Two years ago, I reviewed the inaugural River City Biennale in Wichita as “The DIY Biennale.” Co-founders Ann Resnick and Elizabeth Stevenson, along with curator Stacey Switzer, organized an amazing set of installations on a shoe-string budget. The second, recently completed, incarnation of the River City Biennale, seems to have moved from a complete do-it-yourself format to one with a greater air of legitimacy. RCB now has a board of directors and a wider network of sponsors, and the Wichita Arts Council partnered with them to provide small stipends to each of the chosen artists.

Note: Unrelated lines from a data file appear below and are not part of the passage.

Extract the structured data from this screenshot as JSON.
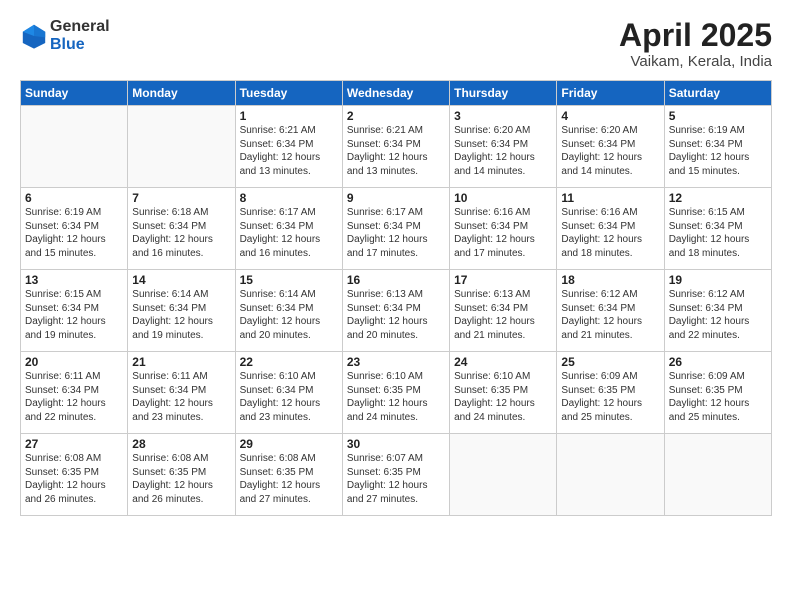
{
  "header": {
    "logo_general": "General",
    "logo_blue": "Blue",
    "month_title": "April 2025",
    "location": "Vaikam, Kerala, India"
  },
  "weekdays": [
    "Sunday",
    "Monday",
    "Tuesday",
    "Wednesday",
    "Thursday",
    "Friday",
    "Saturday"
  ],
  "rows": [
    [
      {
        "day": "",
        "info": ""
      },
      {
        "day": "",
        "info": ""
      },
      {
        "day": "1",
        "info": "Sunrise: 6:21 AM\nSunset: 6:34 PM\nDaylight: 12 hours and 13 minutes."
      },
      {
        "day": "2",
        "info": "Sunrise: 6:21 AM\nSunset: 6:34 PM\nDaylight: 12 hours and 13 minutes."
      },
      {
        "day": "3",
        "info": "Sunrise: 6:20 AM\nSunset: 6:34 PM\nDaylight: 12 hours and 14 minutes."
      },
      {
        "day": "4",
        "info": "Sunrise: 6:20 AM\nSunset: 6:34 PM\nDaylight: 12 hours and 14 minutes."
      },
      {
        "day": "5",
        "info": "Sunrise: 6:19 AM\nSunset: 6:34 PM\nDaylight: 12 hours and 15 minutes."
      }
    ],
    [
      {
        "day": "6",
        "info": "Sunrise: 6:19 AM\nSunset: 6:34 PM\nDaylight: 12 hours and 15 minutes."
      },
      {
        "day": "7",
        "info": "Sunrise: 6:18 AM\nSunset: 6:34 PM\nDaylight: 12 hours and 16 minutes."
      },
      {
        "day": "8",
        "info": "Sunrise: 6:17 AM\nSunset: 6:34 PM\nDaylight: 12 hours and 16 minutes."
      },
      {
        "day": "9",
        "info": "Sunrise: 6:17 AM\nSunset: 6:34 PM\nDaylight: 12 hours and 17 minutes."
      },
      {
        "day": "10",
        "info": "Sunrise: 6:16 AM\nSunset: 6:34 PM\nDaylight: 12 hours and 17 minutes."
      },
      {
        "day": "11",
        "info": "Sunrise: 6:16 AM\nSunset: 6:34 PM\nDaylight: 12 hours and 18 minutes."
      },
      {
        "day": "12",
        "info": "Sunrise: 6:15 AM\nSunset: 6:34 PM\nDaylight: 12 hours and 18 minutes."
      }
    ],
    [
      {
        "day": "13",
        "info": "Sunrise: 6:15 AM\nSunset: 6:34 PM\nDaylight: 12 hours and 19 minutes."
      },
      {
        "day": "14",
        "info": "Sunrise: 6:14 AM\nSunset: 6:34 PM\nDaylight: 12 hours and 19 minutes."
      },
      {
        "day": "15",
        "info": "Sunrise: 6:14 AM\nSunset: 6:34 PM\nDaylight: 12 hours and 20 minutes."
      },
      {
        "day": "16",
        "info": "Sunrise: 6:13 AM\nSunset: 6:34 PM\nDaylight: 12 hours and 20 minutes."
      },
      {
        "day": "17",
        "info": "Sunrise: 6:13 AM\nSunset: 6:34 PM\nDaylight: 12 hours and 21 minutes."
      },
      {
        "day": "18",
        "info": "Sunrise: 6:12 AM\nSunset: 6:34 PM\nDaylight: 12 hours and 21 minutes."
      },
      {
        "day": "19",
        "info": "Sunrise: 6:12 AM\nSunset: 6:34 PM\nDaylight: 12 hours and 22 minutes."
      }
    ],
    [
      {
        "day": "20",
        "info": "Sunrise: 6:11 AM\nSunset: 6:34 PM\nDaylight: 12 hours and 22 minutes."
      },
      {
        "day": "21",
        "info": "Sunrise: 6:11 AM\nSunset: 6:34 PM\nDaylight: 12 hours and 23 minutes."
      },
      {
        "day": "22",
        "info": "Sunrise: 6:10 AM\nSunset: 6:34 PM\nDaylight: 12 hours and 23 minutes."
      },
      {
        "day": "23",
        "info": "Sunrise: 6:10 AM\nSunset: 6:35 PM\nDaylight: 12 hours and 24 minutes."
      },
      {
        "day": "24",
        "info": "Sunrise: 6:10 AM\nSunset: 6:35 PM\nDaylight: 12 hours and 24 minutes."
      },
      {
        "day": "25",
        "info": "Sunrise: 6:09 AM\nSunset: 6:35 PM\nDaylight: 12 hours and 25 minutes."
      },
      {
        "day": "26",
        "info": "Sunrise: 6:09 AM\nSunset: 6:35 PM\nDaylight: 12 hours and 25 minutes."
      }
    ],
    [
      {
        "day": "27",
        "info": "Sunrise: 6:08 AM\nSunset: 6:35 PM\nDaylight: 12 hours and 26 minutes."
      },
      {
        "day": "28",
        "info": "Sunrise: 6:08 AM\nSunset: 6:35 PM\nDaylight: 12 hours and 26 minutes."
      },
      {
        "day": "29",
        "info": "Sunrise: 6:08 AM\nSunset: 6:35 PM\nDaylight: 12 hours and 27 minutes."
      },
      {
        "day": "30",
        "info": "Sunrise: 6:07 AM\nSunset: 6:35 PM\nDaylight: 12 hours and 27 minutes."
      },
      {
        "day": "",
        "info": ""
      },
      {
        "day": "",
        "info": ""
      },
      {
        "day": "",
        "info": ""
      }
    ]
  ]
}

One of the goals of RCB is for Wichita residents to engage with critical contemporary art produced within their own communities. The artists exhibited are chosen from a pool of applicants by a curator from outside the community. This year’s curator, Hesse McGraw, a former senior editor at Review and previously the assistant director of the Max Protetch Gallery in New York, traveled from the Bemis Center for Contemporary Art in Omaha. Through the selection process, McGraw narrowed the pool to a group of eight artists with Wichita connections—Kristin Beal-DeGrandmont, Joey Capadona, Marc Durfee, Sarah Kephard, Monika Meler, Lisa Rundstrom, Larry Schwarm, and Derrick Stanley—and grouped their work across three different venues, the African American Museum, Project Gallery, and Fisch Haus Galleries.

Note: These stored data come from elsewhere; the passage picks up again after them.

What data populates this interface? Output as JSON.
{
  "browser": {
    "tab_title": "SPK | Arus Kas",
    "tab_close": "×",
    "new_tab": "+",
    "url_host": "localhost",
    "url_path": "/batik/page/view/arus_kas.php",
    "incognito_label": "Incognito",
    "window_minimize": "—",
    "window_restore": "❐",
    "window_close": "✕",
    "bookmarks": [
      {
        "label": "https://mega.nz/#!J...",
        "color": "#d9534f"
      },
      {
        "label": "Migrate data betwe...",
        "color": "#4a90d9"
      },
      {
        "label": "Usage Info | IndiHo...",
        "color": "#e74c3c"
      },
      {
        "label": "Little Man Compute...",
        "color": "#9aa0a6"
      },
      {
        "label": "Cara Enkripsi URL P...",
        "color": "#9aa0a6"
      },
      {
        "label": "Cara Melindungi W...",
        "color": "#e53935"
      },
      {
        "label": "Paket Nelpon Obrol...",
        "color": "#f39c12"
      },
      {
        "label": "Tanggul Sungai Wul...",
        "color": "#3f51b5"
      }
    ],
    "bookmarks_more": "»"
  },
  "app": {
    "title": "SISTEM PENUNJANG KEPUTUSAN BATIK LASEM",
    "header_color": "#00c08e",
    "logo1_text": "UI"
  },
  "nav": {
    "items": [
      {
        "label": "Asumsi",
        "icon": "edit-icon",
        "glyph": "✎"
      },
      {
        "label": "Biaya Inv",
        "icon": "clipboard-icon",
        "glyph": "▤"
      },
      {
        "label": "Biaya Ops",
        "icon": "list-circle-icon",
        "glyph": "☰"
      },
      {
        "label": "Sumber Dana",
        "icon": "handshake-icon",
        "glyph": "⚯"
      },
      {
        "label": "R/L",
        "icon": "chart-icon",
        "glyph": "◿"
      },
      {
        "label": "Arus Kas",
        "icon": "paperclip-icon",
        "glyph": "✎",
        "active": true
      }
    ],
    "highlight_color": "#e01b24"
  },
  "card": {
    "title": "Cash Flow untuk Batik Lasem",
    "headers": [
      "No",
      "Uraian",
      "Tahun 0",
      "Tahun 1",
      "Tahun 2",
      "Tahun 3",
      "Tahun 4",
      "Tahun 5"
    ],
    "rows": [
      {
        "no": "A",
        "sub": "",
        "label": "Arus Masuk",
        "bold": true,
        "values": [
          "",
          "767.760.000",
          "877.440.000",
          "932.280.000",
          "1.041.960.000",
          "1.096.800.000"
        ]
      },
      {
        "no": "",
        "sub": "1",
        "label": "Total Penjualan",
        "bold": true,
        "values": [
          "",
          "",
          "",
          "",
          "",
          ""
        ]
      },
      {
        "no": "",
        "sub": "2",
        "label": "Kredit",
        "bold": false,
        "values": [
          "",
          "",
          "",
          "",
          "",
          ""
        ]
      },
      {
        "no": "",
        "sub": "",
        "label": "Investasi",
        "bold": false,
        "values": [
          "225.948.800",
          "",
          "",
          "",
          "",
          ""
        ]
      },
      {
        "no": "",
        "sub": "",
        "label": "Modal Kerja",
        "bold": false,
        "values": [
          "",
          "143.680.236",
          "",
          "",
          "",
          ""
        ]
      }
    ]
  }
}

McGraw developed the theme of “Inland Systems” to help bring coherence to his selections. As the title vaguely suggests, many of the works make reference to some form of landscape, whether it’s the urban landscape of Wichita or a more personal “landscape” or set of experiences. This theme was particularly evident in several strong works at Project and Fisch Haus. Lisa Rundstrom’s layered installation of paint on plastic and paper with light exhibits literal landscape imagery, as do Larry Schwarm’s photographs of fires on the Kansas prairie. Monika Meler’s mixed media book, draped across a table and floor, evokes the endless Midwestern rural landscape in its long horizontal format, while its abstracted geometric imagery touches on a more urban feeling. Kristin Beal-DeGrandmont’s installation at Project similarly evokes an in-between feeling, an overlap of urban and rural experiences. Joey Capadona embraces the urban landscape in “City of Wichita Check Map,” a video projection in which he maps out all of the check-cashing businesses in the city. Further underlining the blight of predatory lending practices, Capadona weekly performed as Mr. Moneybags, a character on stilts who distributed out hand-printed money to passersby. Sarah Kephart’s Chandelier, while strikingly reminiscent of the wax sculptures of Petah Coyne, makes abstract reference to urban life in a monochromatic found-object Louise-Nevelson sort of way.

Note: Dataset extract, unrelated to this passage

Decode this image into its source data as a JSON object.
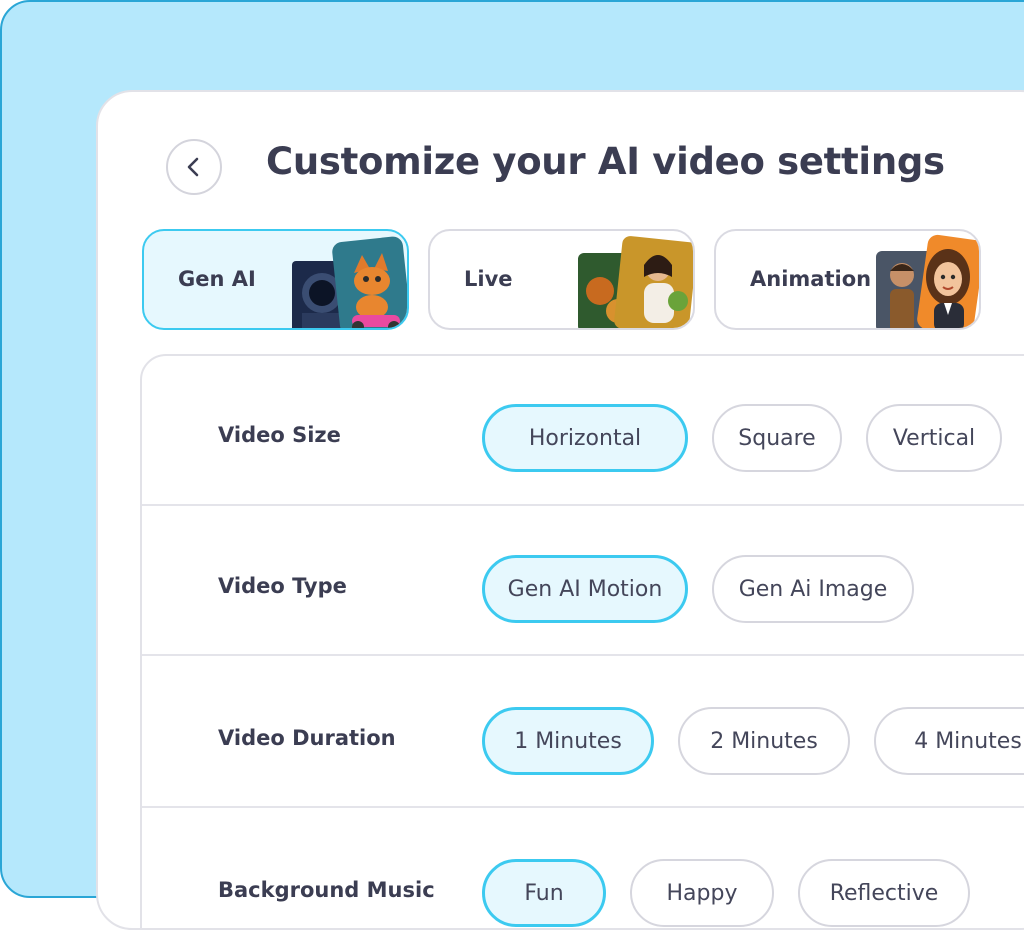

One of the strengths of the 2010 RCB lies in its diversity of media. Wichita artists, like those around the world, increasingly seek to take their work off the wall and interact with the viewer in an artistic experience, such as in video and performance works. Resnick and Stevenson organized some admirable community events to help viewers more fully understand and engage with contemporary art in general. Another potential great strength of RCB is its embrace of multiple venues. This year’s inclusion of the African American Museum should have been an opportunity for artists to interact with history and with the space itself. Unfortunately, the works there seem grouped there by default, interacting neither with each other nor with the space. Presumably, the curator had some vision for organizing the works the way he did, but he imparted no insights to the viewers. Unlike the strong catalogue essay written by Stacey Switzer for the first RCB, this year’s incarnation included nothing from the curator. As in any exhibition, some works speak more loudly to the audience than others. An essay, or even a simple wall text, from the curator would have helped those quieter works find additional engagement from their viewers.